Maar nadenken over de Heilige Geest en de wonderen die de Geest doet is tegenwoordig van groot belang. Veel nadruk wordt in sommige sekten gelegd op de bovennatuurlijke Geestesgaven die in de Apostolische Eeuw nodig waren om het gezag van de apostelen te bevstigen en als een teken dienden voor Israël dat het Koninkrijk nu ook open stond voor de niet-joodse volkeren. Men meent in charismatische gemeenten sinds de “Azuza-revival” aan het begin van de 20e eeuw dat zoiets ook tegenwoordig weer gebeurt. In werkelijkheid zie je daar veel bedrog en illusies.
Doet de Geest dan geen wonderen meer?
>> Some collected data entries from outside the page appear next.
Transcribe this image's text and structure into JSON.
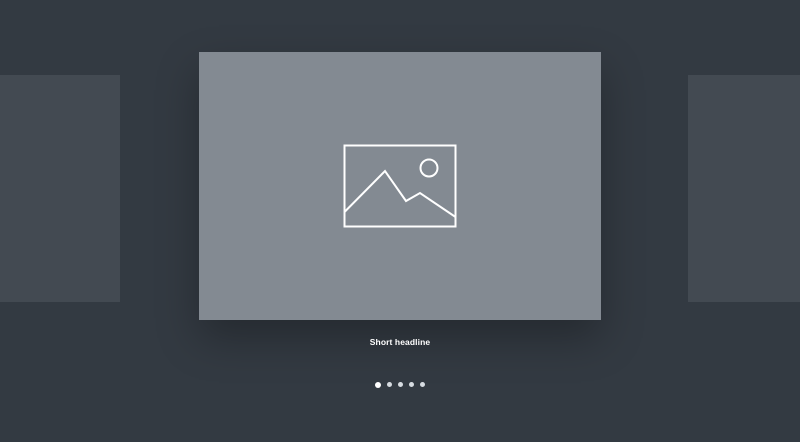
{
  "carousel": {
    "active_index": 0,
    "slide_count": 5,
    "caption": "Short headline",
    "main_slide": {
      "icon": "image-placeholder-icon"
    },
    "dots": [
      {
        "label": "",
        "active": true
      },
      {
        "label": "",
        "active": false
      },
      {
        "label": "",
        "active": false
      },
      {
        "label": "",
        "active": false
      },
      {
        "label": "",
        "active": false
      }
    ]
  },
  "colors": {
    "background": "#333a42",
    "side_slide": "#434a52",
    "main_slide": "#838a92",
    "icon_stroke": "#ffffff",
    "caption_text": "#ffffff",
    "dot": "#d7dce1"
  }
}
Jawel, maar niet via mensen die een bijzondere gave hebben ontvangen. Dat waren de apostelen en degenen die zij de handen opgelegd hadden, waardoor ze deel kregen aan de apostolische gaven.
Doet de Geest geen wonderen van genezing meer? Jawel, maar niet door middel van mensen die genezing als hun bediening kunnen opvatten.
Wat doet de Geest dan wel? De Geest doet vele wonderen, en de belangrijkste is wel dat Hij ons geloof schenkt, ons wast en reinigt door het water van het Woord, dat Hij ons het beeld van de Heer Jezus voor ogen stelt, dat Hij ons inwijdt in de betekenis van de Schrift – want dat is het werk van de heilige Geest, de Schrift is immers door de Geest “doorademd.”
Is dat niet wonder genoeg? Maar Hij is ook onderpand van onze verlossing, de Persoon die ons leert bidden, met ons bidt “met onuitsprekelijke verzuchtingen,” het is de Geest die ons van dag tot dag verandert naar het beeld van Gods Zoon – van heerlijkheid tot heerlijkheid. En wie wandelt volgens de Geest – geleid door de Geest – is in staat de “rechtvaardige eis van de Wet” te vervullen, zegt Paulus in Romeinen 8.
Moet er dan “meer” zijn? Is dit niet méér dan genoeg? Het lijkt mij van wel. Wanneer we aan dit werk van de Geest niet toezijn, lijkt het mij dat God ons de bovennatuurlijke gaven zeker niet schenken zal. Die hebben bovendien hun functie vervuld, zoals de wonderen door Mozes, of die door Elia, hun functie vervuld hebben.
In de verkondiging staat Johannes 3 centraal, (een meditatie over Johannes 3:5 vindt u hier) waarin we horen dat we geboren moeten worden van bovenaf (anoothen betekent ook “opnieuw”) door water en Geest. Dat is geen werk van ons, en geen daad van geloven kan dat tot stand brengen. Het is het werk van de Geest die ons leven schenkt, ja, het leven van de Heer Jezus ons laat delen. Dat is de kern van Pinksteren, waaraan wij allen deel hebben, terwijl de gave van het spreken in onbekende talen was voorbehouden aan de getuigen van de Apostolische Eeuw.